Una voce poetica scomoda

Il pregio dei versi di Patrizia Valduga sta nel loro rifiuto di edulcorare la realtà. Non c’è nostalgia né moralismo, ma una denuncia spietata, quasi satirica, della condizione contemporanea. Lo stile, diretto e scandito da rime e immagini aspre, richiama la tradizione della poesia civile, che utilizza il linguaggio poetico come strumento di resistenza.

Inoltre, Patrizia Valduga non si limita a descrivere, ma coinvolge il lettore in un atto di consapevolezza: riconoscersi come “servo” o come “strumento di collaudo” è doloroso, ma è il primo passo per spezzare l’incantesimo.

Anche se i versi nascono in un contesto dominato dalla televisione, la loro attualità è evidente. Oggi, infatti, potremmo sostituire la parola “tivú” con “social network” o “smartphone”, senza perdere nulla della forza del messaggio. L’incantesimo mediatico non si è dissolto, si è anzi moltiplicato e reso più pervasivo.
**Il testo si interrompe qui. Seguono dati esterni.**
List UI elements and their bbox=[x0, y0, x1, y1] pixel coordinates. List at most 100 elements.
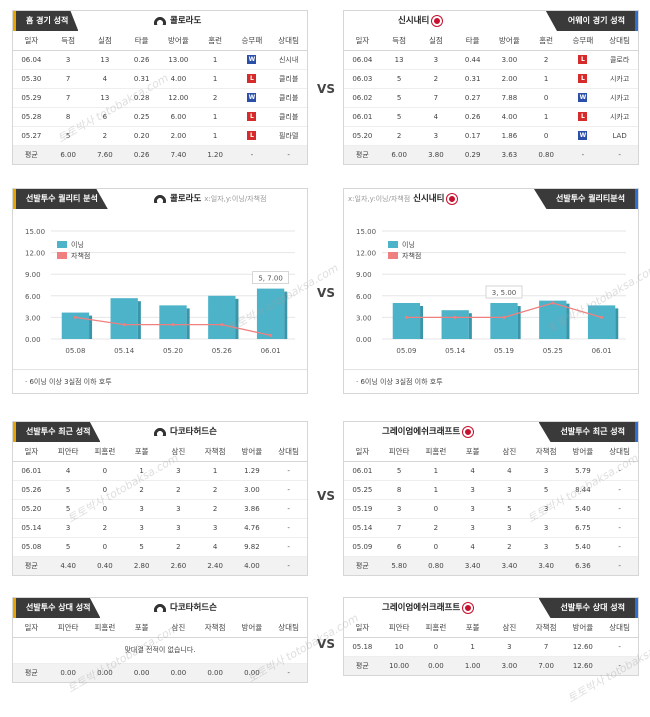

Le classifiche sono ora i trend di internet, i sondaggi sono i like e le reazioni, le lotterie sono le promesse di viralità o di guadagno facile. La critica di Patrizia Valduga al secolo ventesimo si estende così, per analogia, al ventunesimo, mostrando come la servitù moderna non sia affatto finita, ma solo mutata di forma.

Nei suoi versi, Patrizia Valduga ci consegna una riflessione lucida e tagliente sul potere dei media e sulla fragilità umana di fronte alle seduzioni dell’intrattenimento. L’incantesimo televisivo diventa metafora di una condizione più ampia: quella di una società che rischia di ridursi a consumare classifiche, sondaggi e lotterie, senza più esercitare pensiero critico.

“Servi dal secolo ventesimo”, scrive la poetessa. Un monito che vale ancora oggi, nell’era digitale, come invito a riconoscere le catene invisibili che ci avvolgono e a ritrovare, nella coscienza e nella cultura, lo spazio per una libertà autentica.